The "Great Replacement" conspiracy is built around the belief that the Democratic Party is replacing the voting electorate with a more diverse voter base to undermine or replace political power held by White people.
"[Great Replacement] is a conspiracy theory, but it's not just on fringe social media like Parler or Gab, 4chan or 8chan" Pape said. "This is every day on Fox News, it's on Newsmax, it's on One America, it's on talk radio."
It was a motivating factor behind the "Unite the Right" Charlottesville rally, and in recent mass shootings in Pittsburgh, Penn., Christchurch, New Zealand; El Paso, Texas, and most recently, Buffalo, N.Y.
"If you marry those together, you have a dangerous cocktail. You have the fear of this Great Replacement happening by a Democratic Party, and then you have the fear of corruption and immorality, and that's that dangerous combination that's leading to violent support against our democracy," Pape said.
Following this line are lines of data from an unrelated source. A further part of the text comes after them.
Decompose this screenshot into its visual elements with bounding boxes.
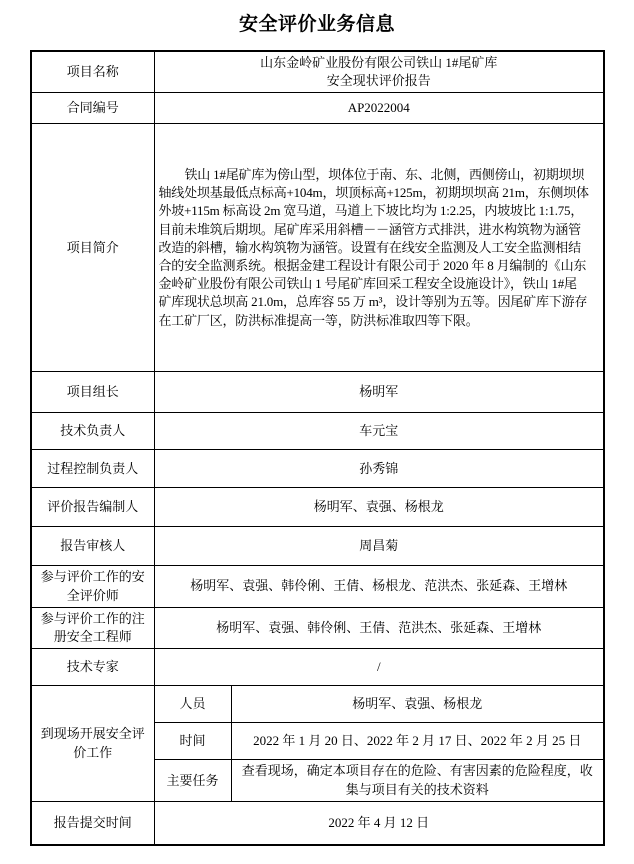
tech-director-label: 技术负责人	[31, 413, 154, 450]
site-work-label: 到现场开展安全评价工作	[31, 686, 154, 802]
project-leader-label: 项目组长	[31, 372, 154, 413]
project-name-label: 项目名称	[31, 51, 154, 93]
registered-engineers-label: 参与评价工作的注册安全工程师	[31, 607, 154, 648]
tech-experts-value: /	[154, 649, 604, 686]
safety-assessors-label: 参与评价工作的安全评价师	[31, 566, 154, 607]
row-contract-no: 合同编号 AP2022004	[31, 93, 604, 124]
site-work-task-value: 查看现场，确定本项目存在的危险、有害因素的危险程度，收集与项目有关的技术资料	[231, 760, 604, 802]
row-registered-engineers: 参与评价工作的注册安全工程师 杨明军、袁强、韩伶俐、王倩、范洪杰、张延森、王增林	[31, 607, 604, 648]
process-director-label: 过程控制负责人	[31, 450, 154, 488]
row-site-work-personnel: 到现场开展安全评价工作 人员 杨明军、袁强、杨根龙	[31, 686, 604, 723]
row-tech-director: 技术负责人 车元宝	[31, 413, 604, 450]
info-table: 项目名称 山东金岭矿业股份有限公司铁山 1#尾矿库 安全现状评价报告 合同编号 …	[30, 50, 605, 846]
site-work-personnel-value: 杨明军、袁强、杨根龙	[231, 686, 604, 723]
project-leader-value: 杨明军	[154, 372, 604, 413]
project-intro-label: 项目简介	[31, 124, 154, 372]
report-reviewer-label: 报告审核人	[31, 527, 154, 566]
safety-assessors-value: 杨明军、袁强、韩伶俐、王倩、杨根龙、范洪杰、张延森、王增林	[154, 566, 604, 607]
document-page: 安全评价业务信息 项目名称 山东金岭矿业股份有限公司铁山 1#尾矿库 安全现状评…	[0, 0, 634, 864]
page-title: 安全评价业务信息	[0, 13, 634, 37]
registered-engineers-value: 杨明军、袁强、韩伶俐、王倩、范洪杰、张延森、王增林	[154, 607, 604, 648]
row-process-director: 过程控制负责人 孙秀锦	[31, 450, 604, 488]
row-project-name: 项目名称 山东金岭矿业股份有限公司铁山 1#尾矿库 安全现状评价报告	[31, 51, 604, 93]
row-project-intro: 项目简介 铁山 1#尾矿库为傍山型，坝体位于南、东、北侧，西侧傍山，初期坝坝 轴…	[31, 124, 604, 372]
row-report-compilers: 评价报告编制人 杨明军、袁强、杨根龙	[31, 488, 604, 527]
site-work-time-value: 2022 年 1 月 20 日、2022 年 2 月 17 日、2022 年 2…	[231, 723, 604, 760]
report-compilers-label: 评价报告编制人	[31, 488, 154, 527]
site-work-personnel-label: 人员	[154, 686, 231, 723]
contract-no-label: 合同编号	[31, 93, 154, 124]
site-work-time-label: 时间	[154, 723, 231, 760]
row-safety-assessors: 参与评价工作的安全评价师 杨明军、袁强、韩伶俐、王倩、杨根龙、范洪杰、张延森、王…	[31, 566, 604, 607]
project-intro-value: 铁山 1#尾矿库为傍山型，坝体位于南、东、北侧，西侧傍山，初期坝坝 轴线处坝基最…	[154, 124, 604, 372]
row-report-reviewer: 报告审核人 周昌菊	[31, 527, 604, 566]
project-name-value: 山东金岭矿业股份有限公司铁山 1#尾矿库 安全现状评价报告	[154, 51, 604, 93]
report-reviewer-value: 周昌菊	[154, 527, 604, 566]
site-work-task-label: 主要任务	[154, 760, 231, 802]
row-submit-time: 报告提交时间 2022 年 4 月 12 日	[31, 802, 604, 845]
process-director-value: 孙秀锦	[154, 450, 604, 488]
contract-no-value: AP2022004	[154, 93, 604, 124]
report-compilers-value: 杨明军、袁强、杨根龙	[154, 488, 604, 527]
tech-experts-label: 技术专家	[31, 649, 154, 686]
row-tech-experts: 技术专家 /	[31, 649, 604, 686]
row-project-leader: 项目组长 杨明军	[31, 372, 604, 413]
submit-time-value: 2022 年 4 月 12 日	[154, 802, 604, 845]
submit-time-label: 报告提交时间	[31, 802, 154, 845]
tech-director-value: 车元宝	[154, 413, 604, 450]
The CPOST study also found that Jan. 6 defendants were more likely to come from urban than rural areas of the country, and that insurrectionists mostly descended upon the Capitol from counties that have diversified the most quickly in the last ten years.
Pape's research suggests that "naming and shaming" those who participated in the Capitol attack on Jan. 6 2021 has caused a decline in the number of Americans who would use force to reinstall former president Trump, likely due to this summer's hearings by the House select committee investigating the Capitol attack, as well as the continued prosecutions of Jan. 6 defendants and President Biden's speeches focused on that day.
Pape also spoke of Trump's association with QAnon, noting that the former president recently played a QAnon theme song at one of his rallies, and he reposted a video filled with references to the conspiracy. A central tenant of QAnon belief is thatTrump is one of few politicians capable of bringing down a cabal of sex trafficking politicians and political elite.
"The former president is willing to court not just supporters of his, but those who support violence for his goals, number one of which is being restored to the White House," Pape said. "He is deliberately stoking not just the fires of anger getting him political support, but the fires that are leading to that violent 13 [million]."
Voicing his concerns about the upcoming midterm elections, Pape said, "If it's just a political threat, well, then we can have elections. Once it's not just denying an election, but using violence as the response to an election denial, now we're in a new game."